Unter dem Traktandum Ehrungen durften Barbara Bär als Vorsteherin der Gesundheits- und Umweltdirektion, Edi Schilter als neuer Fischereiverwalter und Stefan Baumann als stellvertretender Fischereiinspektor ein kleines Willkommensgeschenk in Empfang nehmen. Benno Bühlmann, der scheidende Fischereiverwalter, wurde mit einem Präsent und dem besten Dank für die in den vergangenen 25 Jahren geleistete, grosse Arbeit zugunsten der Umwelt und der Fischerei verabschiedet. Wer seit vielen Jahren immer im Herbst eine bis zwei Wochen Ferien bezieht, nicht etwa um auszuspannen, sondern um beim Besatz in den Fliessgewässern Frondienst zu leisten, hat sicher die Ehrenmitgliedschaft im UFV verdient. Markus Gisler konnte Martin und Hansruedi Eller zur Ehrenmitgliedschaft gratulieren und ihnen je einen Holzteller mit Fischsujet überreichen.

Es ist noch vieles mit den Urner Gewässern geplant
Benno Bühlmann orientierte über den Stand der Restwassersanierungen, die Revitalisierungsplanungen, über die Problematik der Gewässerräume, sowie über das Schutz und Nutzungskonzept erneuerbarer Energien (SNEE) im Kanton Uri. Zur Restwassersanierung konnte er erfreuliches berichten. Von 21 zu sanierenden Restwasserstrecken sind sage und schreibe 20 bereits umgesetzt und das Restwasser fliesst. Zu Schluss gab er einen interessanten Einblick in die Fangquoten des letzten Jahres.
Markus Gisler orientierte die Versammlung über verschiedene laufende Aktivitäten des Vereins. So wurde beim Gemeinderat Bürglen Einsprache gegen die geplante Nutzungsplanrevision erhoben. Die IG Pro Fisch Uri wurde vorgestellt.

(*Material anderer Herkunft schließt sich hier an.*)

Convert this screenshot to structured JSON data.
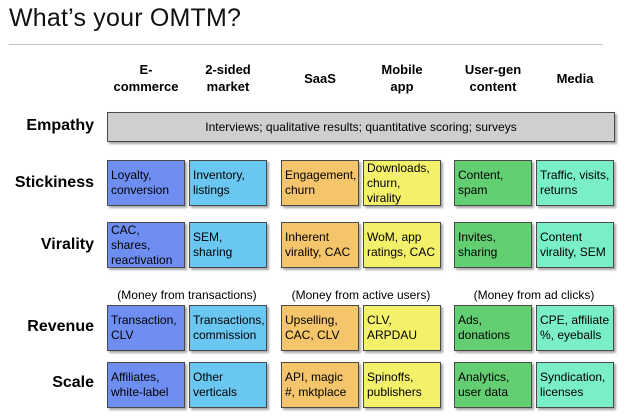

Das ist eine Gruppe von Fischern, die sich vermehrt für die Fischerei im Kanton Uri einsetzen, den Vorstand und den Verein aktiv unterstützen möchte. Ein weiteres Thema war die am Wochenende vom 23. - 25. November 2012 stattfindende Kleintier-Ausstellung in Erstfeld. An diesem Anlass nimmt der UFV als Gast teil. Als Highlight kann eine grosse Anzahl Fischpräparate in Lebensgrösse bewundert werden.

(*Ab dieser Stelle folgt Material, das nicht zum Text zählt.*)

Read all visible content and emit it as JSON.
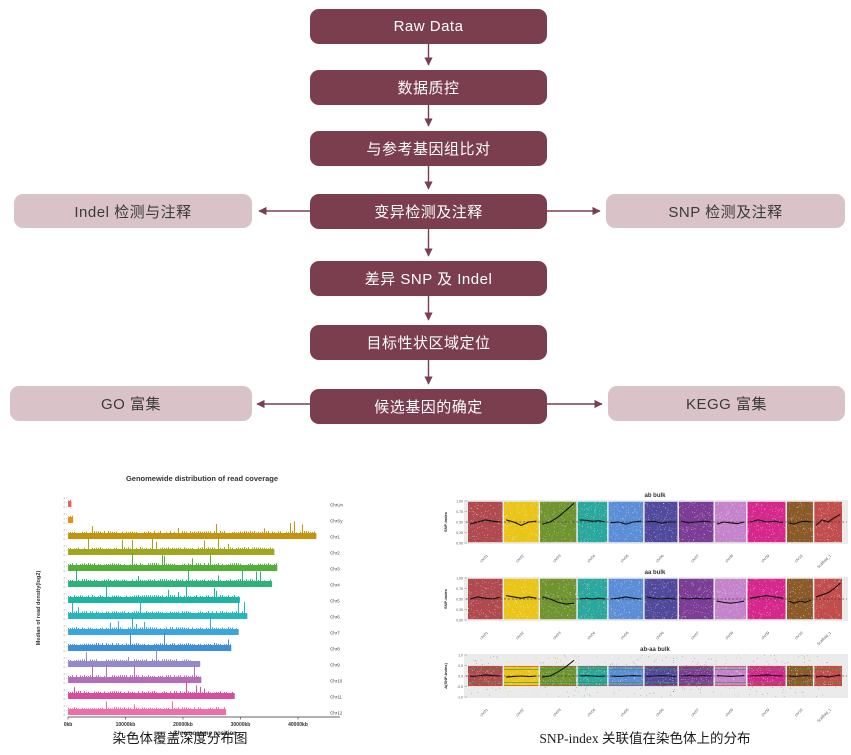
{
  "flowchart": {
    "center_nodes": [
      {
        "label": "Raw Data"
      },
      {
        "label": "数据质控"
      },
      {
        "label": "与参考基因组比对"
      },
      {
        "label": "变异检测及注释"
      },
      {
        "label": "差异 SNP 及 Indel"
      },
      {
        "label": "目标性状区域定位"
      },
      {
        "label": "候选基因的确定"
      }
    ],
    "side_nodes": [
      {
        "label": "Indel 检测与注释"
      },
      {
        "label": "SNP 检测及注释"
      },
      {
        "label": "GO 富集"
      },
      {
        "label": "KEGG 富集"
      }
    ],
    "colors": {
      "primary": "#7B3E4E",
      "secondary": "#D9C3C8",
      "arrow": "#7B3E4E"
    }
  },
  "captions": {
    "left": "染色体覆盖深度分布图",
    "right": "SNP-index 关联值在染色体上的分布"
  },
  "chart_data": [
    {
      "type": "bar",
      "title": "Genomewide distribution of read coverage",
      "xlabel": "Chromosome position",
      "ylabel": "Median of read density(log2)",
      "orientation": "horizontal",
      "x_ticks": [
        "0kb",
        "10000kb",
        "20000kb",
        "30000kb",
        "40000kb"
      ],
      "x_tick_values": [
        0,
        10000,
        20000,
        30000,
        40000
      ],
      "xlim": [
        0,
        44000
      ],
      "categories": [
        "ChrUn",
        "ChrSy",
        "Chr1",
        "Chr2",
        "Chr3",
        "Chr4",
        "Chr5",
        "Chr6",
        "Chr7",
        "Chr8",
        "Chr9",
        "Chr10",
        "Chr11",
        "Chr12"
      ],
      "values_kb": [
        600,
        900,
        43200,
        35900,
        36400,
        35500,
        29900,
        31200,
        29700,
        28400,
        23000,
        23200,
        29000,
        27500
      ],
      "colors": [
        "#E8645A",
        "#E6920E",
        "#C3940F",
        "#A0A61E",
        "#53AE3A",
        "#2DB377",
        "#1CB4A2",
        "#27B6BE",
        "#3AA6DC",
        "#3E8FD8",
        "#9489CC",
        "#B56CBA",
        "#D84D9F",
        "#F06DA8"
      ]
    },
    {
      "type": "scatter",
      "title": "ab bulk",
      "ylabel": "SNP-index",
      "y_ticks": [
        "1.00",
        "0.75",
        "0.50",
        "0.25",
        "0.00"
      ],
      "ylim": [
        0,
        1
      ],
      "hline": 0.5,
      "categories": [
        "chr01",
        "chr02",
        "chr03",
        "chr04",
        "chr05",
        "chr06",
        "chr07",
        "chr08",
        "chr09",
        "chr10",
        "Scaffold_1"
      ],
      "panel_colors": [
        "#B04A4E",
        "#E9C519",
        "#6F9430",
        "#2AA89E",
        "#5B8ED6",
        "#514A9C",
        "#7C3D96",
        "#C583CC",
        "#D6288C",
        "#8A5A28",
        "#C24D4D"
      ],
      "trend": [
        [
          0.45,
          0.5,
          0.55,
          0.52,
          0.5
        ],
        [
          0.55,
          0.5,
          0.42,
          0.5,
          0.52
        ],
        [
          0.45,
          0.5,
          0.62,
          0.78,
          0.95
        ],
        [
          0.55,
          0.54,
          0.52,
          0.53,
          0.5
        ],
        [
          0.48,
          0.5,
          0.45,
          0.5,
          0.52
        ],
        [
          0.5,
          0.52,
          0.47,
          0.5,
          0.5
        ],
        [
          0.52,
          0.48,
          0.5,
          0.52,
          0.5
        ],
        [
          0.45,
          0.5,
          0.48,
          0.46,
          0.5
        ],
        [
          0.5,
          0.55,
          0.5,
          0.52,
          0.48
        ],
        [
          0.48,
          0.45,
          0.5,
          0.52,
          0.5
        ],
        [
          0.42,
          0.55,
          0.5,
          0.6,
          0.68
        ]
      ]
    },
    {
      "type": "scatter",
      "title": "aa bulk",
      "ylabel": "SNP-index",
      "y_ticks": [
        "1.00",
        "0.75",
        "0.50",
        "0.25",
        "0.00"
      ],
      "ylim": [
        0,
        1
      ],
      "hline": 0.5,
      "categories": [
        "chr01",
        "chr02",
        "chr03",
        "chr04",
        "chr05",
        "chr06",
        "chr07",
        "chr08",
        "chr09",
        "chr10",
        "Scaffold_1"
      ],
      "panel_colors": [
        "#B04A4E",
        "#E9C519",
        "#6F9430",
        "#2AA89E",
        "#5B8ED6",
        "#514A9C",
        "#7C3D96",
        "#C583CC",
        "#D6288C",
        "#8A5A28",
        "#C24D4D"
      ],
      "trend": [
        [
          0.5,
          0.55,
          0.52,
          0.5,
          0.55
        ],
        [
          0.58,
          0.55,
          0.52,
          0.55,
          0.52
        ],
        [
          0.55,
          0.5,
          0.42,
          0.38,
          0.4
        ],
        [
          0.5,
          0.52,
          0.5,
          0.52,
          0.5
        ],
        [
          0.5,
          0.52,
          0.55,
          0.52,
          0.5
        ],
        [
          0.55,
          0.52,
          0.5,
          0.52,
          0.5
        ],
        [
          0.52,
          0.5,
          0.52,
          0.5,
          0.52
        ],
        [
          0.45,
          0.42,
          0.4,
          0.42,
          0.45
        ],
        [
          0.52,
          0.55,
          0.58,
          0.55,
          0.52
        ],
        [
          0.45,
          0.4,
          0.45,
          0.42,
          0.48
        ],
        [
          0.55,
          0.6,
          0.65,
          0.75,
          0.88
        ]
      ]
    },
    {
      "type": "scatter",
      "title": "ab-aa bulk",
      "ylabel": "Δ(SNP-index)",
      "y_ticks": [
        "1.0",
        "0.5",
        "0.0",
        "-0.5",
        "-1.0"
      ],
      "ylim": [
        -1,
        1
      ],
      "hline": 0,
      "threshold_lines": {
        "green": 0.3,
        "red": 0.45,
        "green_color": "#3A9A3A",
        "red_color": "#D04038"
      },
      "categories": [
        "chr01",
        "chr02",
        "chr03",
        "chr04",
        "chr05",
        "chr06",
        "chr07",
        "chr08",
        "chr09",
        "chr10",
        "Scaffold_1"
      ],
      "panel_colors": [
        "#B04A4E",
        "#E9C519",
        "#6F9430",
        "#2AA89E",
        "#5B8ED6",
        "#514A9C",
        "#7C3D96",
        "#C583CC",
        "#D6288C",
        "#8A5A28",
        "#C24D4D"
      ],
      "trend": [
        [
          -0.02,
          0.0,
          0.05,
          0.02,
          0.0
        ],
        [
          -0.05,
          -0.02,
          0.0,
          -0.03,
          0.0
        ],
        [
          -0.05,
          0.0,
          0.2,
          0.45,
          0.75
        ],
        [
          0.0,
          0.02,
          0.0,
          -0.02,
          0.0
        ],
        [
          0.0,
          -0.02,
          0.0,
          0.02,
          0.0
        ],
        [
          -0.02,
          0.0,
          0.02,
          0.0,
          -0.02
        ],
        [
          0.0,
          0.02,
          0.0,
          0.02,
          0.0
        ],
        [
          0.02,
          0.0,
          -0.02,
          0.0,
          0.02
        ],
        [
          0.0,
          0.02,
          0.05,
          0.02,
          0.0
        ],
        [
          0.0,
          -0.02,
          0.0,
          0.02,
          0.0
        ],
        [
          -0.05,
          0.0,
          -0.05,
          0.0,
          0.05
        ]
      ]
    }
  ]
}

Der Präsident des schweizerischen Fischereiverbandes SFV, Roland Seiler, überbrachte die Grüsse des Dachverbandes der Schweizer Fischer. Er lobte die Vorreiterrolle des Kantons Uri in Sachen Restwassersanierungen. Es ist eine traurige Tatsache, dass bis Ende 2011 von 800 zu sanierenden Fassungen lediglich deren 300 als erledigt bezeichnet werden können. Die Frist zur Umsetzung läuft Ende 2012 ab, somit ist also das Ziel bei weitem verfehlt. Er bedankte sich beim UFV für die geleistete Arbeit, und gab der Hoffnung Ausdruck, dass auch in Zukunft im gleichen Rahmen weitergemacht werden könne.

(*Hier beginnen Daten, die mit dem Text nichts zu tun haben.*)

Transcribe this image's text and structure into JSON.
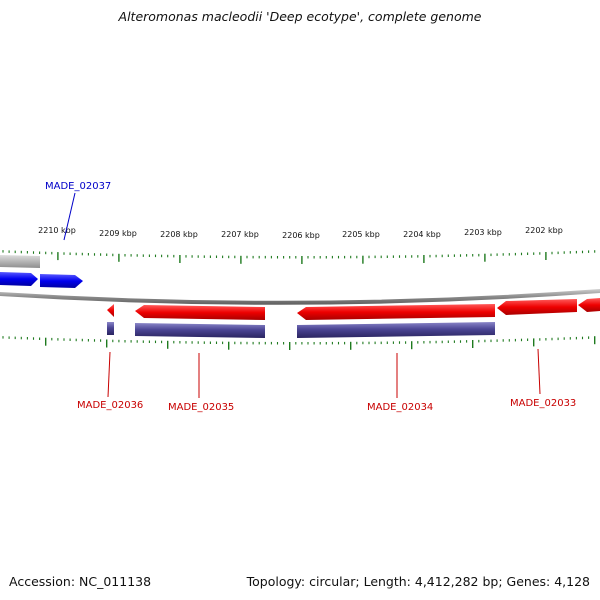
{
  "title": "Alteromonas macleodii 'Deep ecotype', complete genome",
  "accession": "Accession: NC_011138",
  "summary": "Topology: circular; Length: 4,412,282 bp; Genes: 4,128",
  "colors": {
    "forward_gene": "#0000ee",
    "reverse_gene": "#ee0000",
    "cds": "#4b4594",
    "grey_feature": "#b5b5b5",
    "backbone": "#8a8a8a",
    "ticks": "#1e7a1e",
    "forward_label": "#0000c8",
    "reverse_label": "#c80000"
  },
  "scale": {
    "major_labels": [
      "2210 kbp",
      "2209 kbp",
      "2208 kbp",
      "2207 kbp",
      "2206 kbp",
      "2205 kbp",
      "2204 kbp",
      "2203 kbp",
      "2202 kbp"
    ]
  },
  "gene_labels": {
    "made_02037": "MADE_02037",
    "made_02036": "MADE_02036",
    "made_02035": "MADE_02035",
    "made_02034": "MADE_02034",
    "made_02033": "MADE_02033"
  }
}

Barbara Bär zeigte sich in ihrem Schlusswort beeindruckt vom Einblick in die Arbeit der Fischereiverwaltung und des UFV, den sie anlässlich ihres Besuches am Hauptbesatztag in Silenen gewinnen konnte. Sie bedankte sich beim UFV, dem Vorstand und allen Helfern für die geleistete Arbeit. Dank der guten Zusammenarbeit zwischen Verwaltung und Urner Fischereiverein kann der Kanton Uri eine gut funktionierende und vielseitige Fischerei anbieten. Auch Nachwuchssorgen brauche man sich bei dem breiten Ausbildungsangebot kaum machen müssen. Damit konnte man getrost zum Fischessen übergehen.